Website Content Scraped into Obsidian — 网页site Content Scraped into Obsidian

v0.1.2

Fetch social media content and save to Obsidian. Supports Twitter/X, Reddit, GitHub, HackerNews, Bilibili, Weibo, Xiaohongshu and 30+ 平台s via bb-browser. Use when: (1) user asks to fetch/同步 social media content to Obsidian; (2) user asks to 设置 up scheduled 同步; (3) user provides a 列出 of accounts to 追踪.

0· 245·0 当前·0 累计

by @glassmarbles (Glassmarbles)·MIT-0

开发工具代码生成数据与API 数据库网络工具

下载技能包

License

MIT-0

License

MIT-0

可自由使用、修改和再分发，无需署名。

查看条款 ↗

运行时依赖

无特殊依赖

安装命令

点击复制

官方npx clawhub@latest install claw-social-feed

镜像加速npx clawhub@latest install claw-social-feed --registry https://cn.longxiaskill.com镜像同步中

需要定制？

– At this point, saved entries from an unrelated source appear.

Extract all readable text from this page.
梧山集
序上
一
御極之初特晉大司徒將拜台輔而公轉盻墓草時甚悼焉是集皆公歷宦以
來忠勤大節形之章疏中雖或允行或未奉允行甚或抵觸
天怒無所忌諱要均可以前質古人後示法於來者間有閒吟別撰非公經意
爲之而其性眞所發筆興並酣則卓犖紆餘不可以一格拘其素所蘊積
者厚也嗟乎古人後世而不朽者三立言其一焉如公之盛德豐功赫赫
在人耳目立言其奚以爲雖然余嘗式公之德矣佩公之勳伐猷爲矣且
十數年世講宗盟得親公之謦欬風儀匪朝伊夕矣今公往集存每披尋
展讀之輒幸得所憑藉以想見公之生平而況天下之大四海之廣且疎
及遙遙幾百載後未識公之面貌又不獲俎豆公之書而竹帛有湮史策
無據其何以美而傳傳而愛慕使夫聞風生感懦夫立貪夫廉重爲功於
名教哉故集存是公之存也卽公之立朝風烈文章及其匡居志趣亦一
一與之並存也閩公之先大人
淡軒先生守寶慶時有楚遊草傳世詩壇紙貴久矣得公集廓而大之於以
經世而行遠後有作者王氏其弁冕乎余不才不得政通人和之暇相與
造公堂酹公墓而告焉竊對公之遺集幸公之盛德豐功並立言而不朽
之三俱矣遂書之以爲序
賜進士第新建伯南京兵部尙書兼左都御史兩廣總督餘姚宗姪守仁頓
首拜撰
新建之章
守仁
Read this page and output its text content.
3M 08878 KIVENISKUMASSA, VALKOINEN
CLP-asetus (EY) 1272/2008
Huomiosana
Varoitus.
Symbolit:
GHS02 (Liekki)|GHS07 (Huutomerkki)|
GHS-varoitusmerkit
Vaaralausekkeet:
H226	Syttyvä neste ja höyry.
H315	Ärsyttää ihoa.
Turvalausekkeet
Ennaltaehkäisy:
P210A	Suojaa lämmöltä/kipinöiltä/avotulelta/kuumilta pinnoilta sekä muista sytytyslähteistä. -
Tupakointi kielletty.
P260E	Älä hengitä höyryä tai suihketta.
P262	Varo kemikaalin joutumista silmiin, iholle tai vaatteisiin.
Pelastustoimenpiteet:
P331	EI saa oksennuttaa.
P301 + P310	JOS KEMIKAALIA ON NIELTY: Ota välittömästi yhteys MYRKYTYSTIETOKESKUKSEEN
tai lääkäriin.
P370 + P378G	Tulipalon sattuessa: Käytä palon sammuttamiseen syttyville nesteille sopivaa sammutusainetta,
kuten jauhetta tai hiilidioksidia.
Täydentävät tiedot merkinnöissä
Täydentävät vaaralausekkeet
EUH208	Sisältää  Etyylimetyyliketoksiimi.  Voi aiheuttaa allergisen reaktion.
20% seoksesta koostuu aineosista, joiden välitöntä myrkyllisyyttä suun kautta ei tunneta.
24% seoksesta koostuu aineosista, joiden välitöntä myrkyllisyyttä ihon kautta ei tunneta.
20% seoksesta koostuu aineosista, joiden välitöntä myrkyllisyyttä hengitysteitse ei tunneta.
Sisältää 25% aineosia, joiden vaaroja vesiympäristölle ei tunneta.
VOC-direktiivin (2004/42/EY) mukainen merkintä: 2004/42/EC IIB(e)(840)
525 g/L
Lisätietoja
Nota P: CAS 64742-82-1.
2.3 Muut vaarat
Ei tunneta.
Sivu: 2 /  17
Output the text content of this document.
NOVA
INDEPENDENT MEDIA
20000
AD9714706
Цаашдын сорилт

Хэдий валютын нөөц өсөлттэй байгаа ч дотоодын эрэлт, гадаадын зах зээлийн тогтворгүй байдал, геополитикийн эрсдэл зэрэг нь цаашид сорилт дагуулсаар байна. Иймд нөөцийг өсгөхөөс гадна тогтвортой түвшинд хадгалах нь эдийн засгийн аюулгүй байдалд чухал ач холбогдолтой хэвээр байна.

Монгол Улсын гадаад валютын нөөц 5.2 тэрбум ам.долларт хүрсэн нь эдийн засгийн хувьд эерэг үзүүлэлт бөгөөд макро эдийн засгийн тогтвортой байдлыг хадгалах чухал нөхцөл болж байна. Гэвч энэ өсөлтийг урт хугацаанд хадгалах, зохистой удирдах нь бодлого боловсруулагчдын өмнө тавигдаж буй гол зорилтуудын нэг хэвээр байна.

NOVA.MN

告诉我你的需求 →

技能文档

claw-social-feed

Fetch social media timelines into Obsidian vaults. Multi-平台, incremental 同步, smart 过滤器ing, auto-tagging.

Core dependency: bb-browser (via --OpenClaw flag to reuse the OpenClaw browser 会话). Supports 36 平台s via bb-browser adapters — see references/平台s.md.

工作流 User config (config.yaml) │ ▼ fetch_save.py │ ├── Dedup accounts ├── Read 状态.json (last fetch cursor) │ ▼ bb-browser site <平台>/ --OpenClaw --json │ ▼ 过滤器 → Tag → Write to Obsidian │ ▼ 更新状态.json

Quick 启动

安装 bb-browser

# Requires Node.js 18+ npm 安装 -g bb-browser

# 验证 bb-browser --version

配置 accounts

Edit config.yaml:

accounts: - 平台: twitter username: your_tar获取_handle - 平台: hackernews username: your_username

vault_base: ~/Documents/Obsidian Vault/SocialFeed

fetch: count: 20

过滤器s: min_text_length: 30 skip_retweet_no_comment: true skip_link_only: true blocked_keywords: []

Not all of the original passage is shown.